Tuberculosis is the leading cause of death due to infectious disease among adults in the world, but efforts in the United States have been successful at reducing its incidence, except among the foreign born. In the 1980s and early 1990s, for example, New York City experienced a resurgence of TB but city public health officials focused on treating active infections and were able to bring down rates in U.S.-born residents in the city to all-time lows. The overall rate of active infections in New York City fell from 52 cases per 100,000 people in 1992 to 18.2 cases per 100,000 in 2000. The rate among the foreign-born, however, was significantly higher in 2000 at 28.7 cases per 100,000, while the U.S-born rate was 9.7 per 100,000. The foreign-born now account for more than 60 percent of New York City's TB cases.

In the study, the researchers wanted to understand what was responsible for the higher rate of tuberculosis among immigrants in New York City. They found that the high rate of active infections in the immigrants was not due to their acquiring new tuberculosis infections in the United States but, rather, due to an activation of a latent infection probably acquired before entering the United States.

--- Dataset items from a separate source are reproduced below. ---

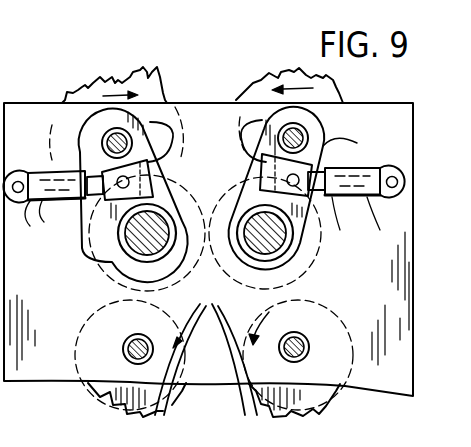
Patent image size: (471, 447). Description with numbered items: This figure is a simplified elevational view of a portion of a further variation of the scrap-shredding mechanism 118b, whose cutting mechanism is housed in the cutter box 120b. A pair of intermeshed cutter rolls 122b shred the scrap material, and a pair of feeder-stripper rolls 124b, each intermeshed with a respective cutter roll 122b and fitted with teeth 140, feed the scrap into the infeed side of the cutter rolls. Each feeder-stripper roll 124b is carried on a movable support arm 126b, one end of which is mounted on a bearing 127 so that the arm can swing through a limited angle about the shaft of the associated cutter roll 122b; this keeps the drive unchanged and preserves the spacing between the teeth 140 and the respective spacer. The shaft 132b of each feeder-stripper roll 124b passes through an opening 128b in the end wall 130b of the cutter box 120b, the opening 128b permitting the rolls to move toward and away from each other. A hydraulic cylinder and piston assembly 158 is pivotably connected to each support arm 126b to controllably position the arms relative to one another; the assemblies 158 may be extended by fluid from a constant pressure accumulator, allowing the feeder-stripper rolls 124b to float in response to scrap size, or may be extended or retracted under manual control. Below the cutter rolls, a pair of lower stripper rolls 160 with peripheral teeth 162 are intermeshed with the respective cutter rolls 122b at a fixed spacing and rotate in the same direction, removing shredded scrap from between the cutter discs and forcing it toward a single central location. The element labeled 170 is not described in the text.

The scrap-shredding mechanism 118b is at (201, 89).
The cutter box 120b is at (227, 103).
The cutter roll 122b is at (81, 247).
The feeder-stripper roll 124b is at (107, 79).
The support arm 126b is at (57, 116).
The bearing 127 is at (128, 247).
The opening 128b is at (183, 163).
The end wall 130b is at (40, 370).
The shaft 132b is at (113, 132).
The teeth 140 is at (157, 70).
The hydraulic cylinder and piston assembly 158 is at (34, 173).
The lower stripper roll 160 is at (231, 385).
The peripheral teeth 162 is at (206, 350).
The guide 170 is at (300, 443).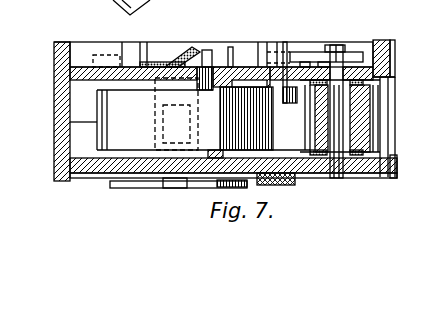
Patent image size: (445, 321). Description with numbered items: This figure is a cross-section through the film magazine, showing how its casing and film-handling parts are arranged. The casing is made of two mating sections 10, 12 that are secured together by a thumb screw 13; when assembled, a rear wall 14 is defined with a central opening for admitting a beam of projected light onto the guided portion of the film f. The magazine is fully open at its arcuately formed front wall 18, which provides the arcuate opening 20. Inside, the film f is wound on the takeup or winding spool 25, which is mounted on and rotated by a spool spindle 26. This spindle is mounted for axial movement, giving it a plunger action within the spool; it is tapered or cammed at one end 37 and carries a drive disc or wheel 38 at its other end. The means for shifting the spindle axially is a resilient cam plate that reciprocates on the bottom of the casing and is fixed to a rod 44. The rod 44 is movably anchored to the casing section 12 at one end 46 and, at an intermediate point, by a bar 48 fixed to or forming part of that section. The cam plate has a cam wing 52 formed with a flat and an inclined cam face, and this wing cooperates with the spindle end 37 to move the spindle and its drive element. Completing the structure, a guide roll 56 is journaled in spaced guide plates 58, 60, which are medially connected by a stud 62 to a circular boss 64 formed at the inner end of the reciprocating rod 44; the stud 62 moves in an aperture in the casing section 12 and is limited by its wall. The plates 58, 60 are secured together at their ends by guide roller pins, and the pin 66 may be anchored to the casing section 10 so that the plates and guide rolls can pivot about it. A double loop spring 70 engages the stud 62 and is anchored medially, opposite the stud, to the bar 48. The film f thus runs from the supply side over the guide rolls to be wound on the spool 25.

To arrive at their conclusion, the researchers analyzed the DNA of the tuberculosis bacteria from 576 patients seen by Columbia physicians between 1991 and 1999. By studying the different DNA "fingerprints," or unique DNA banding patterns, of the different bacterial strains from the patients, the researchers could distinguish between bacteria that came from the United States and from abroad.

When the DNA fingerprint of a bacterial culture matched the fingerprint of one or more other cultures, the researchers surmised that the bacterial strain was one that was spreading among people in the New York area. When the DNA fingerprint was unique, the strain that was likely causing the disease was doing so through reactivation of a latent infection. The researchers found that the foreign-born were 2.5 times more likely to have a unique strain and, therefore, a reactivation of a latent infection acquired long ago.

The study results imply that treating latent infections would reduce the number of active infections among the non-U.S.-born and Dr. Schluger is now studying ways to improve the treatment of latent infections. The traditional protocol to treat latent infections lasts nine months and requires the patient to take 270 doses of the antibiotic isoniazid, a regimen that patients have difficulty complying with. In a study sponsored by the Tuberculosis Trial Consortium, a Centers for Disease Control and Prevention-funded organization Dr. Schluger chairs, patients will get a 12-dose regimen with two antibiotics, isoniazid and rifapentine, for a three-month period. "From a public health standpoint you can really make an impact with a shorter regimen because patients will continue the treatments," Dr. Schluger says.

But identifying the non-U.S.-born with latent infections, using TB skin tests, poses political problems. "A lot of bad things have been done to immigrants in the name of public health," Dr. Schluger says. A better option to reduce TB, Dr. Schluger says, may be investing more money to reduce TB in Latin America, Africa, and Asia. "You can't eliminate TB in the United States without looking outside its borders."